Rural Oregon community where 10 were killed Thursday has long fought for right to bear arms

In the small towns of Western Oregon—like conservative Roseburg, where 10 people were killed during a shooting at Umpqua Community College on Thursday—the right to bear arms is a way of life, Jim Tankersley reports for The Washington Post. After the 2013 Newtown shootings that left 26 dead, including 20 children, Douglas County Sheriff John Hanlin sent a letter to Vice President Joe Biden "making 'a formal request that you NOT tamper with or attempt to amend the 2nd Amendment' and vowing not to enforce any such law that violated the constitution." He wrote, “Gun control is NOT the answer to preventing heinous crimes like school shootings."
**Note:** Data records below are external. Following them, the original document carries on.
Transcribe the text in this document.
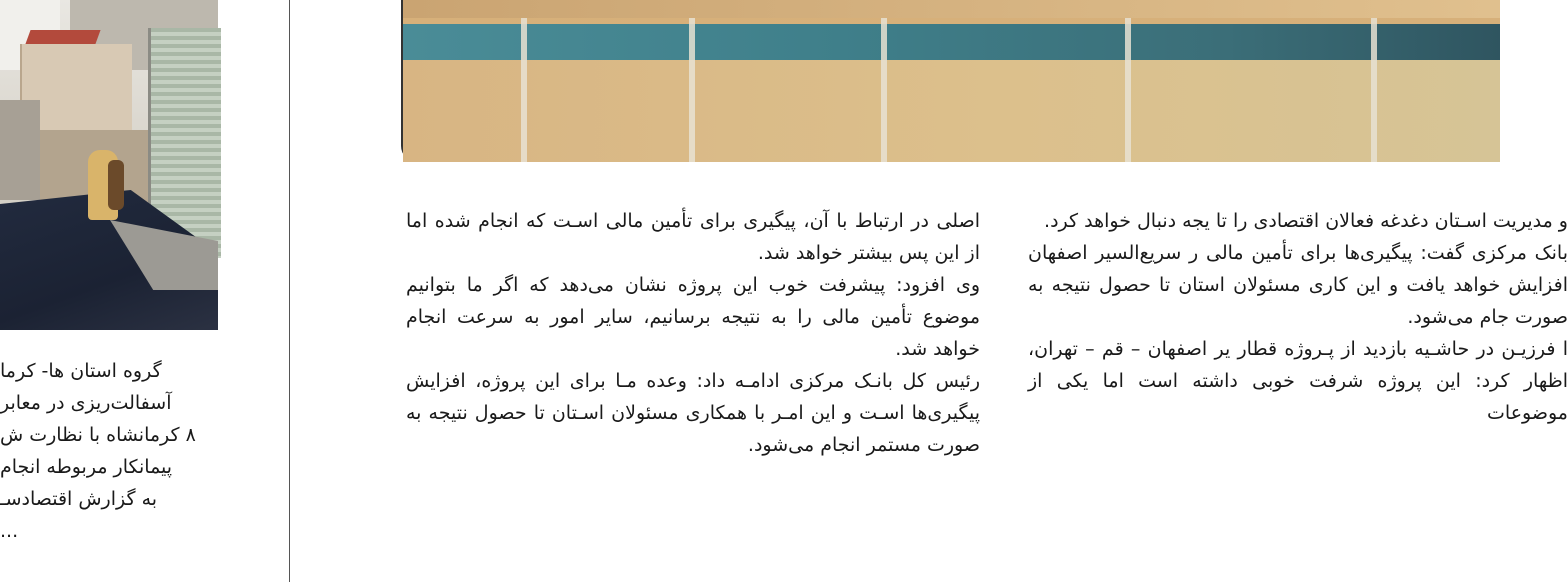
گروه استان ها- کرما

آسفالت‌ریزی در معابر

۸ کرمانشاه با نظارت ش

پیمانکار مربوطه انجام

به گزارش اقتصادسـ

...

اصلی در ارتباط با آن، پیگیری برای تأمین مالی اسـت که انجام شده اما از این پس بیشتر خواهد شد.

وی افزود: پیشرفت خوب این پروژه نشان می‌دهد که اگر ما بتوانیم موضوع تأمین مالی را به نتیجه برسانیم، سایر امور به سرعت انجام خواهد شد.

رئیس کل بانـک مرکزی ادامـه داد: وعده مـا برای این پروژه، افزایش پیگیری‌ها اسـت و این امـر با همکاری مسئولان اسـتان تا حصول نتیجه به صورت مستمر انجام می‌شود.

و مدیریت اسـتان دغدغه فعالان اقتصادی را تا یجه دنبال خواهد کرد.

بانک مرکزی گفت: پیگیری‌ها برای تأمین مالی ر سریع‌السیر اصفهان افزایش خواهد یافت و این کاری مسئولان استان تا حصول نتیجه به صورت جام می‌شود.

ا فرزیـن در حاشـیه بازدید از پـروژه قطار یر اصفهان – قم – تهران، اظهار کرد: این پروژه شرفت خوبی داشته است اما یکی از موضوعات
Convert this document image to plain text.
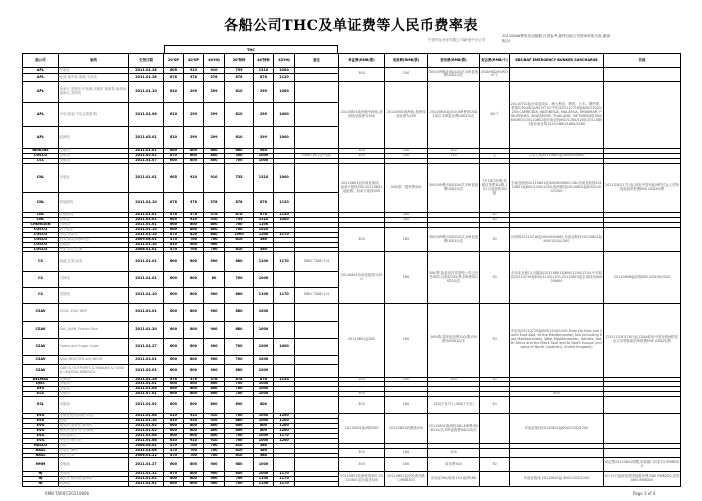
各船公司THC及单证费等人民币费率表
中国外运华东有限公司新是中分公司
20110806费率变动频繁,仅供参考,最终以船公司账单收取为准,谢谢配合!
THC
船公司	航线	生效日期	20'GP	40'GP	40'HQ	20'特种	40'特种	45'HQ	备注	单证费(RMB/票)	电放费(RMB/票)	更改费(RMB/票)	封志费(RMB/个)	EBS/BAF EMERGENCY BUNKER SURCHARGE	其他
APL	东南亚	2011.01.26	605	910	910	735	1310	1000		300	250	300,EIR修改USD10/次,EIR更改费USD10/次	USD/HKD/EUR/30/个		
APL	欧洲,地中海,黑海,中东线	2011.01.26	878	378	378	878	878	1120							
APL	加拿大,美墨东,中美洲,美墨东,墨西哥,南美西,加勒比,美国线	2011.01.10	610	299	299	610	299	1000		20110801欧洲地中海线,美洲线至欧洲为300	20110801欧洲线,美洲线至欧洲为250	20110801起300,EIR费用USD10/次,EIR更改费USD10/次	40/个	20110701起东南亚线JC、澳大利亚、韩国、日本、俄罗斯、菲律宾300/610/610/770;中东线20110718起600/1200/1200;CAMBODIA, INDONESIA, MALAYSIA, MYANMAR, PHILIPPINES, SINGAPORE, THAILAND, VIETNAM加收300/600/600;20110802起东南亚线600/1200/1200;20110801起东南亚线1320/1680/1680/2080	
APL	中东/南亚(不包含波斯湾)	2011.01.06	610	299	299	610	299	1000							
APL	欧洲线	2011.05.01	610	299	299	610	299	1000							
BENLINE	全航线	2011.01.01	600	800	800	680	960			300	180	200			
COSCO	全航线	2011.02.01	870	800	800	300	1000		RMB THC(含外拖)	300	180	150	无	日本关西20110801起300/600/600	
CSC	全航线	2011.01.07	600	800	800	700	1000								
CNL	东南亚	2011.01.01	605	910	910	735	1310	1000		20110801起东南亚航线、加拿大航线300,20110801起欧洲、加拿大航线300	300/第二提单费300	300,EIR费用USD10/次,EIR更改费USD10/次	7月18日收费,如需封签钳30/箱,1月1日起加收30/箱	东南亚航线20110801起300/600/600,CNL东南亚航线20110801起600/1200/1200,欧洲航线20110801起600/1200/1200	2011年8月17日起,收取中国至欧洲的托运人货物装船前申报费ENS USD30/票
CNL	其他航线	2011.01.10	878	378	378	878	878	1120							
CNC	其他航线	2011.01.01	878	378	378	878	878	1120			280		30		
CNC	东南亚	2011.01.01	605	910	910	735	1310	1000			280		30		
CHENGXIN	日韩线	2011.01.01	600	800	800	700	1100								
COSCO	沪上地区	2011.01.10	600	800	800	700	1020			300	180	300,EIR费用USD10/次,EIR更改费USD10/次	30	台湾线20110718起300/600/600,东南亚航线20110801起600/1200/1200	
COSCO	美国,加拿大	2011.01.10	870	820	800	1000	1200	1170							
COSCO	日本,韩国,澳洲转运	2009.08.01	470	700	700	810	380								
COSCO	欧地线	2011.01.10	610	900	900										
COSCO	中东,印巴,红海	2006.01.01	470	700	700	810	380								
CS	欧地,北美,南美	2011.01.01	600	800	900	680	1100	1170	EBKC TAKE:1/4	20110801东南亚航线为300	180	300/票,如更改内容需船公司已经签单的,另收取200/票,EIR费用USD10/次	30	东南亚各港口(含越南)20110801起600/1200/1200,中东航线20110715起600/1200/1200,20110815起台湾线300/600/600	20110806起收取EBS USD150/200
CS	日韩线	2011.01.01	600	800	80	700	1000								
CS	美国线	2011.01.10	600	800	900	680	1100	1170	EBKC TAKE:1/4						
CSAV	ECSA, ESA/ WLP	2011.02.01	600	800	900	680	1000			20110801起300	180	180/票,提单更改费200/票,EIR费用USD10/次	30	中东线20110720起600/1200/1200 From Far East and South East Asia, to the Mediterranean Sea (including East Mediterranean, West Mediterranean, Adriatic, North Africa and the Black Sea) and to North Europe (inclusive of North Continent, United Kingdom)	自2011年8月18日起,CSAV收取中国至欧洲的托运人货物装船前申报费ENS USD25/票
CSAV	SAV_JUAN, Puerto Rico	2011.01.20	600	800	900	680	1000								
CSAV	Codes and Sugar Coles	2011.01.27	600	800	900	700	1000	1000							
CSAV	ASIA MED/TEN and NEUR	2011.02.01	600	800	900	700	1000								
CSAV	CARI & OUTPORTS & PANAMA & CUBA & CENTRAL AMERICA	2011.02.01	600	800	900	680	1000								
DELMAS	非洲线	2011.01.26	878	378	378	878	878	1120		300	180	180	30		
DJSC	全航线	2011.01.01	600	800	800	700	1000								
DYS	全航线	2011.01.08	600	800	800	700	1000								
ELS	全航线	2011.07.01	600	800	800	700	1000			300				400	
ESL	全航线	2011.01.02	600	800	800	600	800			300	180	150(不足7日),300(7天后)	40		
EVG	东南亚(包括香港,印度)	2011.01.08	610	910	910	700	1000	1200		20110801欧洲线300	20110801欧洲线250	20110801欧洲线180,EIR费用USD10/次,EIR更改费USD10/次		东南亚航线20110801起600/1200/1200	
EVG	欧地	2011.01.10	610	910	910	660	1000	1200							
EVG	南美西,加勒比,墨西哥	2011.01.02	600	800	800	600	800	1200							
EVG	南美东,南非,东非,澳洲	2011.01.02	600	800	800	600	800	1200							
EVG	美国加拿大	2011.01.08	600	800	800	700	1000	1170							
EVG	中东,红海,印巴	2011.01.08	610	910	910	700	1000	1200							
HASCO	台湾	2006.08.01	470	700	700	810	380								
HASL	东南亚,澳洲	2011.01.08	470	700	700	810	380			300	180	300			
HASL	韩国,日本	2006.01.22	470	700	700	810	380								
HMM	全航线	2011.01.27	600	800	900	680	1000			300	180	改单费300	30		单证费20110801调整,如需港口封条另计RMB300
HJ	美国线	2011.01.31	870	800	900	650	1000	1170		20110801欧洲航线300,20110801起东南亚300	20110801起至欧洲各港口RMB300	东南亚300/改单150,欧洲180		东南亚航线 20110801起 600/1200/1200	8月15日起收取美国线舱单费,ENS RMB200,美国AMS RMB300
HJ	南美东,南美西,墨西哥	2011.01.01	600	800	900	700	1100	1170							
HJ	欧洲线	2011.01.01	600	800	900	700	1100	1170							
RMB TARIFF20110806	Page 1 of 4
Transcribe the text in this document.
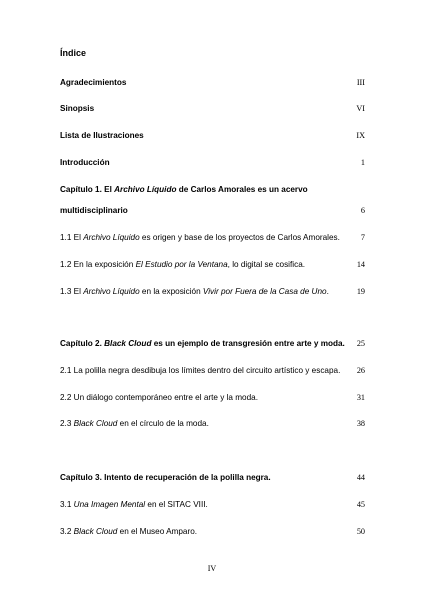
Índice
Agradecimientos	III
Sinopsis	VI
Lista de Ilustraciones	IX
Introducción	1
Capítulo 1. El Archivo Líquido de Carlos Amorales es un acervo
multidisciplinario	6
1.1 El Archivo Líquido es origen y base de los proyectos de Carlos Amorales.	7
1.2 En la exposición El Estudio por la Ventana, lo digital se cosifica.	14
1.3 El Archivo Líquido en la exposición Vivir por Fuera de la Casa de Uno.	19
Capítulo 2. Black Cloud es un ejemplo de transgresión entre arte y moda. 25
2.1 La polilla negra desdibuja los límites dentro del circuito artístico y escapa. 26
2.2 Un diálogo contemporáneo entre el arte y la moda.	31
2.3 Black Cloud en el círculo de la moda.	38
Capítulo 3. Intento de recuperación de la polilla negra.	44
3.1 Una Imagen Mental en el SITAC VIII.	45
3.2 Black Cloud en el Museo Amparo.	50
IV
Earlier this year "when Oregon lawmakers were considering their own background check expansion, Douglas County leaders recoiled again, even before the Democratic-controlled legislature could send it to the governor," Tankersley writes. "At a meeting in February, county commissioners approved a resolution 'objecting to any expansion of Oregon's failed background-check' system for firearms transfers between qualified, law-abiding persons' The bill passed over their objections, and Gov. Kate Brown, a Democrat, signed it."

"That legislation made Oregon one of the first states to adopt the blanket background checks that have been pushed by a national gun-control group funded by former New York City Mayor Michael Bloomberg," Tankersley writes. "Those checks apply to almost any transfer of a gun between two people who aren’t related to one another, and not just to sales at shops and gun shows. Until that point, Oregon put relatively few restrictions on gun ownership, compared to other states."

"A right to bear arms is enshrined in the state constitution," Tankersley writes. "No state license is required to buy a gun. It is a “shall-issue” state for concealed weapons permits, meaning applicants only need to satisfy certain criteria—like not having any outsanding warrants for their arrest—and not demonstrated a need to carry a gun concealed. The background checks law was a step in a different direction. And to some in large swaths of rural Oregon—and vast expanses of America—it can feel like a betrayal of their way of life. (Read more)

The shooter targeted Christians, and that is rare, the Post reports, citing FBI data from 2013: There were 625 hate crimes against Jews, 135 against Muslims, 70 against Catholics and 35 against Protestants.